6) In coda, l’Udinese si tira fuori da una situazione complicata, prevalendo nello scontro diretto con il Bologna: Nicola vola a +7 sulla linea rossa, Mihajlović va a -4 dall’Empoli. A ben guardare, il risultato più importante del week-end potrebbe essere proprio quello del Friuli. Con l’arrivo del serbo, qualcosa è cambiato in casa felsinea, ma la classifica non si schioda e rimane deficitaria: vietato sbagliare la sfida contro il Cagliari.

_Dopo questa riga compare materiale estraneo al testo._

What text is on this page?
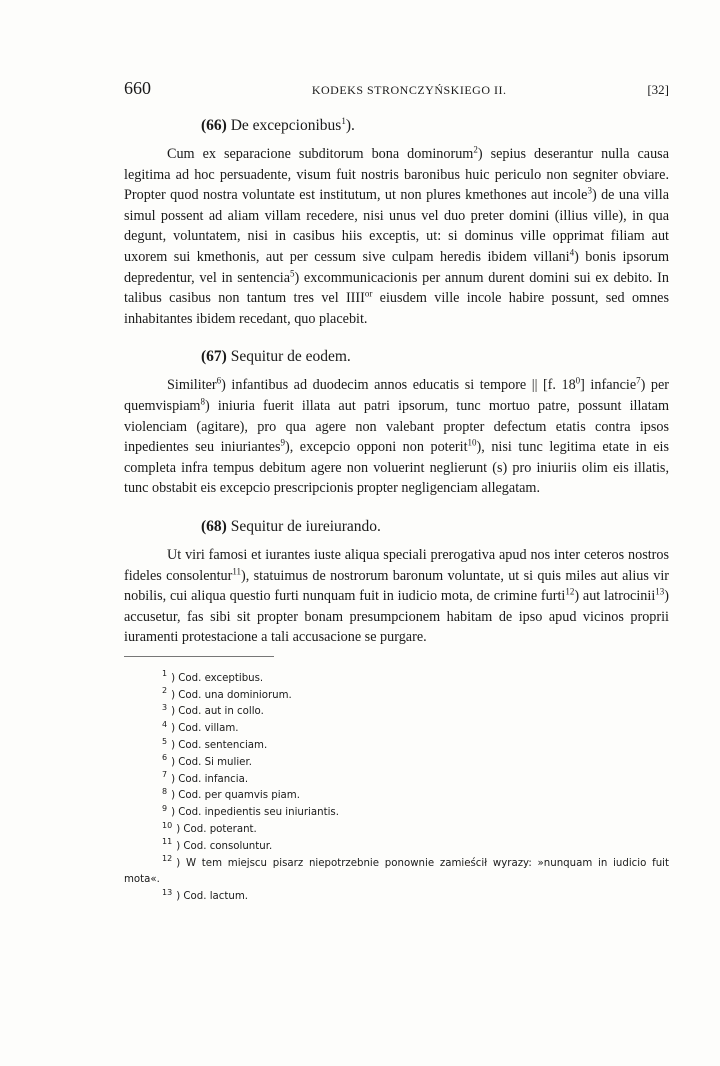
660	KODEKS STRONCZYŃSKIEGO II.	[32]
(66) De excepcionibus$^1$).

Cum ex separacione subditorum bona dominorum$^2$) sepius deserantur nulla causa legitima ad hoc persuadente, visum fuit nostris baronibus huic periculo non segniter obviare. Propter quod nostra voluntate est institutum, ut non plures kmethones aut incole$^3$) de una villa simul possent ad aliam villam recedere, nisi unus vel duo preter domini (illius ville), in qua degunt, voluntatem, nisi in casibus hiis exceptis, ut: si dominus ville opprimat filiam aut uxorem sui kmethonis, aut per cessum sive culpam heredis ibidem villani$^4$) bonis ipsorum depredentur, vel in sentencia$^5$) excommunicacionis per annum durent domini sui ex debito. In talibus casibus non tantum tres vel $IIII^{or}$ eiusdem ville incole habire possunt, sed omnes inhabitantes ibidem recedant, quo placebit.

(67) Sequitur de eodem.

Similiter$^6$) infantibus ad duodecim annos educatis si tempore || [f. $18^0$] infancie$^7$) per quemvispiam$^8$) iniuria fuerit illata aut patri ipsorum, tunc mortuo patre, possunt illatam violenciam (agitare), pro qua agere non valebant propter defectum etatis contra ipsos inpedientes seu iniuriantes$^9$), excepcio opponi non poterit$^{10}$), nisi tunc legitima etate in eis completa infra tempus debitum agere non voluerint neglierunt (s) pro iniuriis olim eis illatis, tunc obstabit eis excepcio prescripcionis propter negligenciam allegatam.

(68) Sequitur de iureiurando.

Ut viri famosi et iurantes iuste aliqua speciali prerogativa apud nos inter ceteros nostros fideles consolentur$^{11}$), statuimus de nostrorum baronum voluntate, ut si quis miles aut alius vir nobilis, cui aliqua questio furti nunquam fuit in iudicio mota, de crimine furti$^{12}$) aut latrocinii$^{13}$) accusetur, fas sibi sit propter bonam presumpcionem habitam de ipso apud vicinos proprii iuramenti protestacione a tali accusacione se purgare.

$^1$ ) Cod. exceptibus.
$^2$ ) Cod. una dominiorum.
$^3$ ) Cod. aut in collo.
$^4$ ) Cod. villam.
$^5$ ) Cod. sentenciam.
$^6$ ) Cod. Si mulier.
$^7$ ) Cod. infancia.
$^8$ ) Cod. per quamvis piam.
$^9$ ) Cod. inpedientis seu iniuriantis.
$^{10}$ ) Cod. poterant.
$^{11}$ ) Cod. consoluntur.
$^{12}$ ) W tem miejscu pisarz niepotrzebnie ponownie zamieścił wyrazy: »nunquam in iudicio fuit mota«.
$^{13}$ ) Cod. lactum.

7) In un mondo di facciata come quello del calcio, c’era il rischio che anche l’omaggio ad Astori si caricasse di retorica. Le reazioni delle curve e di molti giocatori (le lacrime dell’atalantino Iličić sono la scena più toccante della domenica) hanno invece mostrato un lato umano e sincero del pallone. A dimostrazione dell’affetto che circondava e circonda tuttora il capitano della Fiorentina, capace di toccare il cuore e l’animo degli appassionati anche a distanza di un anno dalla tragedia.

Giovanni Del Bianco
@g_delbianco

LA GIORNATA

I risultati:
venerdì 1 marzo, ore 20.30: Cagliari-Inter 2-1; sabato 2 marzo, ore 15: Empoli-Parma 3-3; ore 18: Milan-Sassuolo 1-0; ore 20.30: Lazio-Roma 3-0; domenica 3 marzo, ore 12.30: Torino-Chievo 3-0; ore 15: Genoa-Frosinone 0-0, Spal-Sampdoria 1-2, Udinese-Bologna 2-1; ore 18: Atalanta-Fiorentina 3-1; ore 20.30: Napoli-Juventus 1-2.

La classifica:
Juventus 72; Napoli 56; Milan 48; Inter 47; Roma 44; Atalanta, Torino e Lazio* 41; Sampdoria 39; Fiorentina 36; Sassuolo 31; Genoa e Parma 30; Cagliari 27; Udinese* 25; Spal 23; Empoli 22; Bologna 18; Frosinone 17; Chievo** 10.
*Lazio e Udinese hanno una partita in meno; **Il Chievo ha 3 punti di penalizzazione.